Over the life of a production system, the separator is expected to process a wide range of produced fluids. With break through from water flood and expanded gas lift circulation, the produced fluid water cut and gas-oil ratio is ever changing. In many instances, the separator fluid loading may exceed the original design capacity of the vessel. As a result, many operators find their separator no longer able to meet the required oil and water effluent standards, or experience high liquid carry-over in the gas according to Power et al (1990).[20] Some operational maintenance and considerations are discussed below:
In refineries and processing plants, it is normal practice to inspect all pressure vessels and piping periodically for corrosion and erosion. In the oil fields, this practice is not generally followed (they are inspected at a predetermined frequency, normally decided by an RBI assessment) and equipment is replaced only after actual failure. This policy may create hazardous conditions for operating personnel and surrounding equipment. It is recommended that periodic inspection schedules for all pressure equipment be established and followed to protect against undue failures.
All safety relief devices should be installed as close to the vessel as possible and in such manner that the reaction force from exhausting fluids will not break off, unscrew, or otherwise dislodge the safety device. The discharge from safety devices should not endanger personnelor other equipment.
Separators should be operated above hydrate-formation temperature. Otherwise hydrates may form in the vessel and partially or completely plug it thereby reducing the capacity of the separator. In some instances when the liquid or gas outlet is plugged or restricted, this causes the safety valve to open or the safety head to rupture. Steam coils can be installed in the liquid section of oil and gas separators to melt hydrates that may form there. This is especially appropriate on low-temperature separators.

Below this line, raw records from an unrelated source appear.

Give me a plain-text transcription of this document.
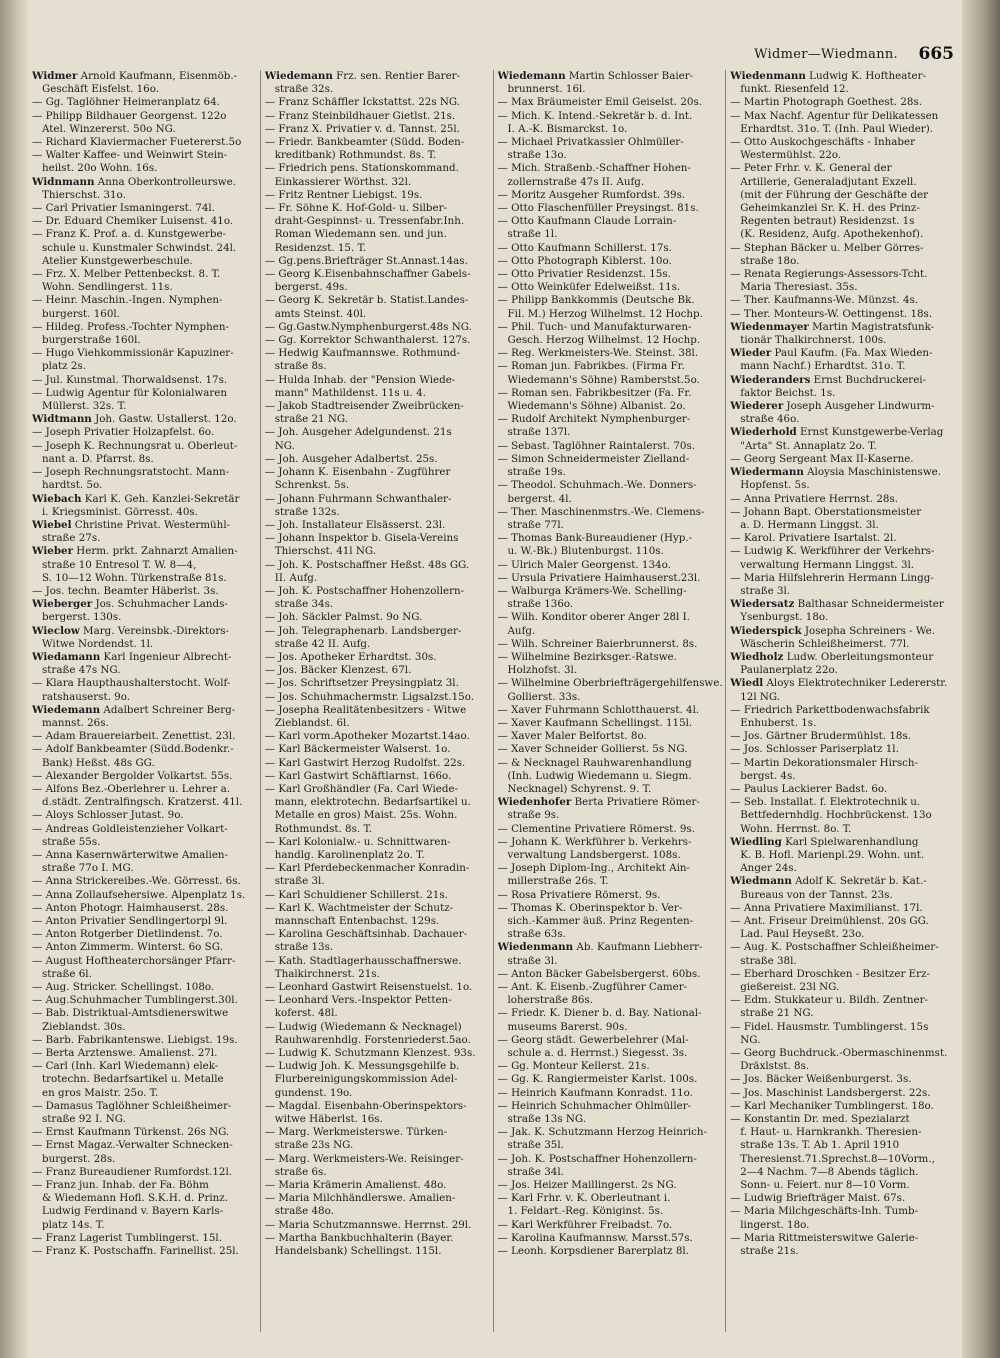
Widmer—Wiedmann. 665
Widmer Arnold Kaufmann, Eisenmöb.-
Geschäft Eisfelst. 16o.
— Gg. Taglöhner Heimeranplatz 64.
— Philipp Bildhauer Georgenst. 122o
Atel. Winzererst. 50o NG.
— Richard Klaviermacher Fuetererst.5o
— Walter Kaffee- und Weinwirt Stein-
heilst. 20o Wohn. 16s.
Widnmann Anna Oberkontrolleurswe.
Thierschst. 31o.
— Carl Privatier Ismaningerst. 74l.
— Dr. Eduard Chemiker Luisenst. 41o.
— Franz K. Prof. a. d. Kunstgewerbe-
schule u. Kunstmaler Schwindst. 24l.
Atelier Kunstgewerbeschule.
— Frz. X. Melber Pettenbeckst. 8. T.
Wohn. Sendlingerst. 11s.
— Heinr. Maschin.-Ingen. Nymphen-
burgerst. 160l.
— Hildeg. Profess.-Tochter Nymphen-
burgerstraße 160l.
— Hugo Viehkommissionär Kapuziner-
platz 2s.
— Jul. Kunstmal. Thorwaldsenst. 17s.
— Ludwig Agentur für Kolonialwaren
Müllerst. 32s. T.
Widtmann Joh. Gastw. Ustallerst. 12o.
— Joseph Privatier Holzapfelst. 6o.
— Joseph K. Rechnungsrat u. Oberleut-
nant a. D. Pfarrst. 8s.
— Joseph Rechnungsratstocht. Mann-
hardtst. 5o.
Wiebach Karl K. Geh. Kanzlei-Sekretär
i. Kriegsminist. Görresst. 40s.
Wiebel Christine Privat. Westermühl-
straße 27s.
Wieber Herm. prkt. Zahnarzt Amalien-
straße 10 Entresol T. W. 8—4,
S. 10—12 Wohn. Türkenstraße 81s.
— Jos. techn. Beamter Häberlst. 3s.
Wieberger Jos. Schuhmacher Lands-
bergerst. 130s.
Wieclow Marg. Vereinsbk.-Direktors-
Witwe Nordendst. 1l.
Wiedamann Karl Ingenieur Albrecht-
straße 47s NG.
— Klara Haupthaushalterstocht. Wolf-
ratshauserst. 9o.
Wiedemann Adalbert Schreiner Berg-
mannst. 26s.
— Adam Brauereiarbeit. Zenettist. 23l.
— Adolf Bankbeamter (Südd.Bodenkr.-
Bank) Heßst. 48s GG.
— Alexander Bergolder Volkartst. 55s.
— Alfons Bez.-Oberlehrer u. Lehrer a.
d.städt. Zentralfingsch. Kratzerst. 41l.
— Aloys Schlosser Jutast. 9o.
— Andreas Goldleistenzieher Volkart-
straße 55s.
— Anna Kasernwärterwitwe Amalien-
straße 77o I. MG.
— Anna Strickereibes.-We. Görresst. 6s.
— Anna Zollaufsehersiwe. Alpenplatz 1s.
— Anton Photogr. Haimhauserst. 28s.
— Anton Privatier Sendlingertorpl 9l.
— Anton Rotgerber Dietlindenst. 7o.
— Anton Zimmerm. Winterst. 6o SG.
— August Hoftheaterchorsänger Pfarr-
straße 6l.
— Aug. Stricker. Schellingst. 108o.
— Aug.Schuhmacher Tumblingerst.30l.
— Bab. Distriktual-Amtsdienerswitwe
Zieblandst. 30s.
— Barb. Fabrikantenswe. Liebigst. 19s.
— Berta Arztenswe. Amalienst. 27l.
— Carl (Inh. Karl Wiedemann) elek-
trotechn. Bedarfsartikel u. Metalle
en gros Maistr. 25o. T.
— Damasus Taglöhner Schleißheimer-
straße 92 I. NG.
— Ernst Kaufmann Türkenst. 26s NG.
— Ernst Magaz.-Verwalter Schnecken-
burgerst. 28s.
— Franz Bureaudiener Rumfordst.12l.
— Franz jun. Inhab. der Fa. Böhm
& Wiedemann Hofl. S.K.H. d. Prinz.
Ludwig Ferdinand v. Bayern Karls-
platz 14s. T.
— Franz Lagerist Tumblingerst. 15l.
— Franz K. Postschaffn. Farinellist. 25l.
Wiedemann Frz. sen. Rentier Barer-
straße 32s.
— Franz Schäffler Ickstattst. 22s NG.
— Franz Steinbildhauer Gietlst. 21s.
— Franz X. Privatier v. d. Tannst. 25l.
— Friedr. Bankbeamter (Südd. Boden-
kreditbank) Rothmundst. 8s. T.
— Friedrich pens. Stationskommand.
Einkassierer Wörthst. 32l.
— Fritz Rentner Liebigst. 19s.
— Fr. Söhne K. Hof-Gold- u. Silber-
draht-Gespinnst- u. Tressenfabr.Inh.
Roman Wiedemann sen. und jun.
Residenzst. 15. T.
— Gg.pens.Briefträger St.Annast.14as.
— Georg K.Eisenbahnschaffner Gabels-
bergerst. 49s.
— Georg K. Sekretär b. Statist.Landes-
amts Steinst. 40l.
— Gg.Gastw.Nymphenburgerst.48s NG.
— Gg. Korrektor Schwanthalerst. 127s.
— Hedwig Kaufmannswe. Rothmund-
straße 8s.
— Hulda Inhab. der "Pension Wiede-
mann" Mathildenst. 11s u. 4.
— Jakob Stadtreisender Zweibrücken-
straße 21 NG.
— Joh. Ausgeher Adelgundenst. 21s
NG.
— Joh. Ausgeher Adalbertst. 25s.
— Johann K. Eisenbahn - Zugführer
Schrenkst. 5s.
— Johann Fuhrmann Schwanthaler-
straße 132s.
— Joh. Installateur Elsässerst. 23l.
— Johann Inspektor b. Gisela-Vereins
Thierschst. 41l NG.
— Joh. K. Postschaffner Heßst. 48s GG.
II. Aufg.
— Joh. K. Postschaffner Hohenzollern-
straße 34s.
— Joh. Säckler Palmst. 9o NG.
— Joh. Telegraphenarb. Landsberger-
straße 42 II. Aufg.
— Jos. Apotheker Erhardtst. 30s.
— Jos. Bäcker Klenzest. 67l.
— Jos. Schriftsetzer Preysingplatz 3l.
— Jos. Schuhmachermstr. Ligsalzst.15o.
— Josepha Realitätenbesitzers - Witwe
Zieblandst. 6l.
— Karl vorm.Apotheker Mozartst.14ao.
— Karl Bäckermeister Walserst. 1o.
— Karl Gastwirt Herzog Rudolfst. 22s.
— Karl Gastwirt Schäftlarnst. 166o.
— Karl Großhändler (Fa. Carl Wiede-
mann, elektrotechn. Bedarfsartikel u.
Metalle en gros) Maist. 25s. Wohn.
Rothmundst. 8s. T.
— Karl Kolonialw.- u. Schnittwaren-
handlg. Karolinenplatz 2o. T.
— Karl Pferdebeckenmacher Konradin-
straße 3l.
— Karl Schuldiener Schillerst. 21s.
— Karl K. Wachtmeister der Schutz-
mannschaft Entenbachst. 129s.
— Karolina Geschäftsinhab. Dachauer-
straße 13s.
— Kath. Stadtlagerhausschaffnerswe.
Thalkirchnerst. 21s.
— Leonhard Gastwirt Reisenstuelst. 1o.
— Leonhard Vers.-Inspektor Petten-
koferst. 48l.
— Ludwig (Wiedemann & Necknagel)
Rauhwarenhdlg. Forstenriederst.5ao.
— Ludwig K. Schutzmann Klenzest. 93s.
— Ludwig Joh. K. Messungsgehilfe b.
Flurbereinigungskommission Adel-
gundenst. 19o.
— Magdal. Eisenbahn-Oberinspektors-
witwe Häberlst. 16s.
— Marg. Werkmeisterswe. Türken-
straße 23s NG.
— Marg. Werkmeisters-We. Reisinger-
straße 6s.
— Maria Krämerin Amalienst. 48o.
— Maria Milchhändlerswe. Amalien-
straße 48o.
— Maria Schutzmannswe. Herrnst. 29l.
— Martha Bankbuchhalterin (Bayer.
Handelsbank) Schellingst. 115l.
Wiedemann Martin Schlosser Baier-
brunnerst. 16l.
— Max Bräumeister Emil Geiselst. 20s.
— Mich. K. Intend.-Sekretär b. d. Int.
I. A.-K. Bismarckst. 1o.
— Michael Privatkassier Ohlmüller-
straße 13o.
— Mich. Straßenb.-Schaffner Hohen-
zollernstraße 47s II. Aufg.
— Moritz Ausgeher Rumfordst. 39s.
— Otto Flaschenfüller Preysingst. 81s.
— Otto Kaufmann Claude Lorrain-
straße 1l.
— Otto Kaufmann Schillerst. 17s.
— Otto Photograph Kiblerst. 10o.
— Otto Privatier Residenzst. 15s.
— Otto Weinküfer Edelweißst. 11s.
— Philipp Bankkommis (Deutsche Bk.
Fil. M.) Herzog Wilhelmst. 12 Hochp.
— Phil. Tuch- und Manufakturwaren-
Gesch. Herzog Wilhelmst. 12 Hochp.
— Reg. Werkmeisters-We. Steinst. 38l.
— Roman jun. Fabrikbes. (Firma Fr.
Wiedemann's Söhne) Ramberstst.5o.
— Roman sen. Fabrikbesitzer (Fa. Fr.
Wiedemann's Söhne) Albanist. 2o.
— Rudolf Architekt Nymphenburger-
straße 137l.
— Sebast. Taglöhner Raintalerst. 70s.
— Simon Schneidermeister Zielland-
straße 19s.
— Theodol. Schuhmach.-We. Donners-
bergerst. 4l.
— Ther. Maschinenmstrs.-We. Clemens-
straße 77l.
— Thomas Bank-Bureaudiener (Hyp.-
u. W.-Bk.) Blutenburgst. 110s.
— Ulrich Maler Georgenst. 134o.
— Ursula Privatiere Haimhauserst.23l.
— Walburga Krämers-We. Schelling-
straße 136o.
— Wilh. Konditor oberer Anger 28l I.
Aufg.
— Wilh. Schreiner Baierbrunnerst. 8s.
— Wilhelmine Bezirksger.-Ratswe.
Holzhofst. 3l.
— Wilhelmine Oberbriefträgergehilfenswe.
Gollierst. 33s.
— Xaver Fuhrmann Schlotthauerst. 4l.
— Xaver Kaufmann Schellingst. 115l.
— Xaver Maler Belfortst. 8o.
— Xaver Schneider Gollierst. 5s NG.
— & Necknagel Rauhwarenhandlung
(Inh. Ludwig Wiedemann u. Siegm.
Necknagel) Schyrenst. 9. T.
Wiedenhofer Berta Privatiere Römer-
straße 9s.
— Clementine Privatiere Römerst. 9s.
— Johann K. Werkführer b. Verkehrs-
verwaltung Landsbergerst. 108s.
— Joseph Diplom-Ing., Architekt Ain-
millerstraße 26s. T.
— Rosa Privatiere Römerst. 9s.
— Thomas K. Oberinspektor b. Ver-
sich.-Kammer äuß. Prinz Regenten-
straße 63s.
Wiedenmann Ab. Kaufmann Liebherr-
straße 3l.
— Anton Bäcker Gabelsbergerst. 60bs.
— Ant. K. Eisenb.-Zugführer Camer-
loherstraße 86s.
— Friedr. K. Diener b. d. Bay. National-
museums Barerst. 90s.
— Georg städt. Gewerbelehrer (Mal-
schule a. d. Herrnst.) Siegesst. 3s.
— Gg. Monteur Kellerst. 21s.
— Gg. K. Rangiermeister Karlst. 100s.
— Heinrich Kaufmann Konradst. 11o.
— Heinrich Schuhmacher Ohlmüller-
straße 13s NG.
— Jak. K. Schutzmann Herzog Heinrich-
straße 35l.
— Joh. K. Postschaffner Hohenzollern-
straße 34l.
— Jos. Heizer Maillingerst. 2s NG.
— Karl Frhr. v. K. Oberleutnant i.
1. Feldart.-Reg. Königinst. 5s.
— Karl Werkführer Freibadst. 7o.
— Karolina Kaufmannsw. Marsst.57s.
— Leonh. Korpsdiener Barerplatz 8l.
Wiedenmann Ludwig K. Hoftheater-
funkt. Riesenfeld 12.
— Martin Photograph Goethest. 28s.
— Max Nachf. Agentur für Delikatessen
Erhardtst. 31o. T. (Inh. Paul Wieder).
— Otto Auskochgeschäfts - Inhaber
Westermühlst. 22o.
— Peter Frhr. v. K. General der
Artillerie, Generaladjutant Exzell.
(mit der Führung der Geschäfte der
Geheimkanzlei Sr. K. H. des Prinz-
Regenten betraut) Residenzst. 1s
(K. Residenz, Aufg. Apothekenhof).
— Stephan Bäcker u. Melber Görres-
straße 18o.
— Renata Regierungs-Assessors-Tcht.
Maria Theresiast. 35s.
— Ther. Kaufmanns-We. Münzst. 4s.
— Ther. Monteurs-W. Oettingenst. 18s.
Wiedenmayer Martin Magistratsfunk-
tionär Thalkirchnerst. 100s.
Wieder Paul Kaufm. (Fa. Max Wieden-
mann Nachf.) Erhardtst. 31o. T.
Wiederanders Ernst Buchdruckerei-
faktor Beichst. 1s.
Wiederer Joseph Ausgeher Lindwurm-
straße 46o.
Wiederhold Ernst Kunstgewerbe-Verlag
"Arta" St. Annaplatz 2o. T.
— Georg Sergeant Max II-Kaserne.
Wiedermann Aloysia Maschinistenswe.
Hopfenst. 5s.
— Anna Privatiere Herrnst. 28s.
— Johann Bapt. Oberstationsmeister
a. D. Hermann Linggst. 3l.
— Karol. Privatiere Isartalst. 2l.
— Ludwig K. Werkführer der Verkehrs-
verwaltung Hermann Linggst. 3l.
— Maria Hilfslehrerin Hermann Lingg-
straße 3l.
Wiedersatz Balthasar Schneidermeister
Ysenburgst. 18o.
Wiederspick Josepha Schreiners - We.
Wäscherin Schleißheimerst. 77l.
Wiedholz Ludw. Oberleitungsmonteur
Paulanerplatz 22o.
Wiedl Aloys Elektrotechniker Ledererstr.
12l NG.
— Friedrich Parkettbodenwachsfabrik
Enhuberst. 1s.
— Jos. Gärtner Brudermühlst. 18s.
— Jos. Schlosser Pariserplatz 1l.
— Martin Dekorationsmaler Hirsch-
bergst. 4s.
— Paulus Lackierer Badst. 6o.
— Seb. Installat. f. Elektrotechnik u.
Bettfedernhdlg. Hochbrückenst. 13o
Wohn. Herrnst. 8o. T.
Wiedling Karl Spielwarenhandlung
K. B. Hofl. Marienpl.29. Wohn. unt.
Anger 24s.
Wiedmann Adolf K. Sekretär b. Kat.-
Bureaus von der Tannst. 23s.
— Anna Privatiere Maximilianst. 17l.
— Ant. Friseur Dreimühlenst. 20s GG.
Lad. Paul Heyseßt. 23o.
— Aug. K. Postschaffner Schleißheimer-
straße 38l.
— Eberhard Droschken - Besitzer Erz-
gießereist. 23l NG.
— Edm. Stukkateur u. Bildh. Zentner-
straße 21 NG.
— Fidel. Hausmstr. Tumblingerst. 15s
NG.
— Georg Buchdruck.-Obermaschinenmst.
Dräxlstst. 8s.
— Jos. Bäcker Weißenburgerst. 3s.
— Jos. Maschinist Landsbergerst. 22s.
— Karl Mechaniker Tumblingerst. 18o.
— Konstantin Dr. med. Spezialarzt
f. Haut- u. Harnkrankh. Theresien-
straße 13s. T. Ab 1. April 1910
Theresienst.71.Sprechst.8—10Vorm.,
2—4 Nachm. 7—8 Abends täglich.
Sonn- u. Feiert. nur 8—10 Vorm.
— Ludwig Briefträger Maist. 67s.
— Maria Milchgeschäfts-Inh. Tumb-
lingerst. 18o.
— Maria Rittmeisterswitwe Galerie-
straße 21s.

A separator handling corrosive fluid should be checked periodically to determine whether remedial work is required. Extreme cases of corrosion may require a reduction in the rated working pressure of the vessel. Periodic hydrostatic testing is recommended, especially if the fluids being handled are corrosive. Expendable anode can be used in separators to protect them against electrolytic corrosion. Some operators determine separator shell and head thickness with ultrasonic thickness indicators and calculate the maximum allowable working pressure from the remaining metal thickness. This should be done yearly offshore and every two to four years onshore.
Sand and other solids from upstream will tend to settle out in the bottom of the separators. If allowed to accumulate the solids reduce the volume available for oil/gas/water separation reducing efficiency. The vessel may be taken offline and drained down and the solids removed by digging out by hand. Or water sparge pipes in the base of the separator used to fluidize the sand which can be drained from the drain valves in the base.